Arborea: Fortress of the Sun

And the horse they rode in on

Arborea erect fortifications of light and darkness

Arborea’s Buck and Shanti Curran asked me if they could listen to the test vinyl pressings of their new album, Fortress of the Sun, at my house. They’d heard the record player for themselves. And they didn’t actually have one, in-house. Well, yeah.

I couldn’t leave well enough alone, though, and tried to rig something up through my folks’ old tube-filled receiver, which turned out to have a shot left channel… Anyway, receiver number three – my trusty Pioneer from college – ended up doing the trick, hooked up to a Technic table.

Good thing. There was something special about watching the care with which they listened. Was that a bent note? Or just a truck tearing by on Route 202? It was the truck. The listening experience stood right up to Ray Lamontagne’s Gossip in the Grain, and he issued that 10-song album as a double disc on 180-gram vinyl, just so the grooves could have some room to breathe.

The record-listening party was a bit of a tease, though, wasn’t it? It’s not like they left me a test copy. Was it different to hear it ripple through my 140+ year-old house, vibrating the still-settling frame for the ultimate analog experience? It sure was. But digital tracks and a good set of headphones works, too.

The listening experience is just so vital to enjoyment of their music. Don’t half ass it. Every note is gently placed, as though each settled on a velvet cushion. That may sound like it could be too precious, but the Currans are fully invested. You can’t imagine disbelief.

Which is probably why, like their metal mirror image Ocean, they are particularly critically acclaimed and have caught highly favorable mentions in the New York Times and Rolling Stone. Their tour stops read like a posh travel magazine’s table of contents. There’s a reason the new album is being released by ESP-Disk’, home to albums by the likes of Sun Ra and Billie Holliday.

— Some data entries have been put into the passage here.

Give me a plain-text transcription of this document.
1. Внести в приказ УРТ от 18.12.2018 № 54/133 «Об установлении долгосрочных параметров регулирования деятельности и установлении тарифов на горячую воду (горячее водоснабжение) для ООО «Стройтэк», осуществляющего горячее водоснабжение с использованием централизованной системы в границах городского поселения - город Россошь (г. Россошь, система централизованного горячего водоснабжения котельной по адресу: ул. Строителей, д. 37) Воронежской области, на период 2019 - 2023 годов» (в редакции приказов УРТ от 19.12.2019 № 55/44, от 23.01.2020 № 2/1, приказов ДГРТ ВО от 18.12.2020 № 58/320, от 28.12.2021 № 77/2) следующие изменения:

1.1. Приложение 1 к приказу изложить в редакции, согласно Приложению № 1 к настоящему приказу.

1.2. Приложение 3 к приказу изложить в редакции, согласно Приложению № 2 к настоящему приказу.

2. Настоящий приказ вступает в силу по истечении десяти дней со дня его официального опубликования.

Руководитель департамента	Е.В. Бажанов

However, as of late the mainstream culture has shifted considerably acoustic and may ram right into Arborea if they don’t watch out.

“After the Flood only Love Remains” is stop-in-your-tracks beautiful, and what passes for a single for them. If you can slow yourself down to their pace, see the world in half time for a bit (which is almost impossible when you try to keep up with the pace of things like the Internet), it becomes incredibly catchy, a singalong. Reimagined as a straight up bluegrass song with fiddle and banjo, this would be what they’d call in Maine a “crowd please-ah.” It’s not quite as catchy as “Alligator,” on their most-recent House of Sticks, but it’s also less of an outlier.

Michael Krapovicky provides some electric bass to ground Shanti’s ethereal vocals and Buck’s layers of acoustic guitar and languid electric, which gives it some forward momentum and hints at Neil Young and Crazy Horse. On peyote.

It’s an equine album, indeed. “Pale Horse Phantasm” comes out of the gate like a warm spring wind, Shanti’s barest vibrato in the chorus allowing for the possibility of vulnerability and putting the song right on the fulcrum of narrative and lament. Late song, Buck provides a subtle backing vocal of just a few well placed words. The dynamics in Arborea’s songs are slight adjustments, degrees to the left and right of center, but no less dramatic in their way than emo’s roller coasters.

In “Rider,” Buck takes on lead vocals, with a tasteful acoustic blues riff introducing a gravelly baritone with a lilt, “Hey now rider, do you know why you run?” It calls to mind the iconic “Know You Rider,” with their own version of the cowboy experience, evoking the wide open expanse of the west, the too-bright sun and the wind that bites at the tips of the ears. There is the smell of the horse underneath, its bulk and power, its beating heart.

And then there is “When I Was on Horseback,” an Old English folk song that might have been pulled from the pages of Jonathan Strange and Mr. Norrell.

Team that with the haunting whispers of “Ghost,” a Shanti solo piece with a banjo that rises from the fog, orderly at first and then losing form and dissipating. Joined by a harmonium, her delivery – with lyrics echoing that kind of faery place that isn’t all flower petals and rainbows at all – might remind you of PJ Harvey’s “little fish, swimming in the water.”

Gearheads might take some pleasure, too, in the fact they help create this timeless aesthetic with the help of an EBow, which bows guitar strings with an energy field (introduced in 1978; first customer was Jerry Garcia; probably last seen locally at the State Theatre as utilized by Built to Spill’s Jim Roth). On “Daughters of Maine,” Buck pairs it with Greg Boardman’s bowed bass and it knifes through the crispness of the fingerstyle acoustic guitar in the kind of solo I’m not sure is ever completely repeatable.

“Cast out your hands” Shanti implores repeatedly into the finish. Her last breath of sibilance at the end is a flash of light.

Cast out your cares and let this album wash over you. Don’t plan on having anything else to do.